O Talmud vem sendo fonte de inspiração para jovens da Coreia do Sul que buscam o sucesso acadêmico. “Eu odiava a ideia de enviar meus filhos para escolas particulares, onde os professores colocam informações nas cabeças dos jovens sem se preocupar em estimular a criatividade”, disse Kim Hye-kyung. Ela conta que vivia a angústia desse dilema quando, por acaso, encontrou um livro de uma autora coreana sobre um novo método de estudo: chavruta, utilizado por estudiosos do Talmud e que consiste na análise e discussões de temas com base em textos rabínicos antigos. “Quando li sobre chavruta, senti uma conexão forte”. “Para mim, fez todo o sentido”, disse Kim Hye-kyung. “Era o caminho educacional que eu estava buscando”.

O aprendizado inspirado em textos do Talmud se propagou na Coreia do Sul e dezenas de instituições já adotam o método chavruta no ensino. Educadores afirmam que o método judaico é a chave para se alcançar o sucesso acadêmico.

A propagação do método despertou a curiosidade dos sul-coreanos com relação ao judaísmo. A maioria dos sul-coreanos nunca conheceu um judeu. Além de uma pequena instituição religiosa – Chabad – na capital coreana e a presença de alguns grupos de imigrantes judeus, praticamente não existe comunidade judaica na Coréia do Sul. No entanto, há um fato sobre os judeus que quase todos os sul-coreanos conhecem. “Os judeus representam apenas 0,2% da população mundial, mas 23% dos ganhadores do Prêmio Nobel são judeus”, afirma Choi Jae-young, estudante de Seul. “E apesar de todo o tempo e dinheiro que gastamos em educação, apenas um coreano ganhou um prêmio Nobel. Isso irrita muitos coreanos. Isso nos faz querer aprender mais sobre os segredos dos judeus”. Muitos sul-coreanos acreditam que esse profundo conhecimento dos judeus se deve às abordagens judaicas na educação. “Os coreanos não precisam imitar os sistemas de crença judaicos”, disse Seol Dong-ju, pesquisador educacional, “mas precisamos copiar o modo como os judeus ensinam seus filhos”.
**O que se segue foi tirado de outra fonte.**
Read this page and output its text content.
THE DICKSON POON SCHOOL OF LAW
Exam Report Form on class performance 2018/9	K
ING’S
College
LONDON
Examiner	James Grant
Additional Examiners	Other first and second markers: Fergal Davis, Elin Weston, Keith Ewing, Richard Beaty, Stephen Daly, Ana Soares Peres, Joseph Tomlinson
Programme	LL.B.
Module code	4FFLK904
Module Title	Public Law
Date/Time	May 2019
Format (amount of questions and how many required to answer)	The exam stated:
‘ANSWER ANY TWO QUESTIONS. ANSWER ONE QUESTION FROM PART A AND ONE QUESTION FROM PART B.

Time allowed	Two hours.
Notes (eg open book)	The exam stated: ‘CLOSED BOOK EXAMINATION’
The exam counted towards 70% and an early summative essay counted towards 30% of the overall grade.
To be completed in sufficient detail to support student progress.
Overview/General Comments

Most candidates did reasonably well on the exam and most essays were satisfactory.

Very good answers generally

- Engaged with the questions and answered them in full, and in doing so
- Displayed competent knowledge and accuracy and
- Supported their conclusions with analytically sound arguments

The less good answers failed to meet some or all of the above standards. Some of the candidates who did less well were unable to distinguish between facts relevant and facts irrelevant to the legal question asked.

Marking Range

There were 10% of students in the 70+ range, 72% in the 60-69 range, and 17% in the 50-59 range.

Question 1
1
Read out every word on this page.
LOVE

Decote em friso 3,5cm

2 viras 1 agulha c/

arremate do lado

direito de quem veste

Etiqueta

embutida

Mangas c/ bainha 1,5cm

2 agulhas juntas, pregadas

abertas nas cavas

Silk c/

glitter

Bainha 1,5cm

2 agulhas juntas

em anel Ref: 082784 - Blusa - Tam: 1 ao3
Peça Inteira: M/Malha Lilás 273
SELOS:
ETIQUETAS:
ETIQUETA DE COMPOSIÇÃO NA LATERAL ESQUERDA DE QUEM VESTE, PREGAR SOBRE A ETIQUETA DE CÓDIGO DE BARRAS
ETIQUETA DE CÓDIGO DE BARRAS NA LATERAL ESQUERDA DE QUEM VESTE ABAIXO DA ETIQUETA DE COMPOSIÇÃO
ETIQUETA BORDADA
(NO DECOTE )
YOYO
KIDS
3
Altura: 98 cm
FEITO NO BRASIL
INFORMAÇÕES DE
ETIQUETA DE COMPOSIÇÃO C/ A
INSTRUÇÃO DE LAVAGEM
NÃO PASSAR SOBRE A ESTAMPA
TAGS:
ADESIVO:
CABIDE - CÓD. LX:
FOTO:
A propagação do método de ensino judaico também despertou o interesse dos sul-coreanos pela literatura e pelos costumes judaicos. Kim Jung-wan, que dirige uma dessas escolas – a Havruta Culture Association – explica que a educação judaica na Coreia do Sul tem mais de 40 anos. Tudo começou em meados da década de 1970, quando traduções coreanas de histórias inspiradas no Talmud e escritas pelo rabino Marvin Tokayer, um capelão militar americano que vivia no Japão, chegaram pela primeira vez às livrarias de Seul.

Os textos de Tokayer fizeram grande sucesso. O Talmud, o vasto compêndio hebraico e aramaico da lei e tradição judaicas praticamente viralizaram na Coréia do Sul. Nas décadas seguintes, centenas de versões coreanas do Talmud surgiram, a maioria traduzida do inglês. Estes variam de livros ilustrados para crianças a textos mais profundos e extensos ​​para adultos. Mas a febre sul-coreana do Talmud também despertou um fascínio intelectual pelo conhecimento do judaísmo – o que gerou todo tipo de publicações sobre o tema, incluindo uma tradução em coreano da Hagadá, o livro que os judeus leem no seder de Pessach – a Páscoa judaica (Tim Alper, Times of Israel).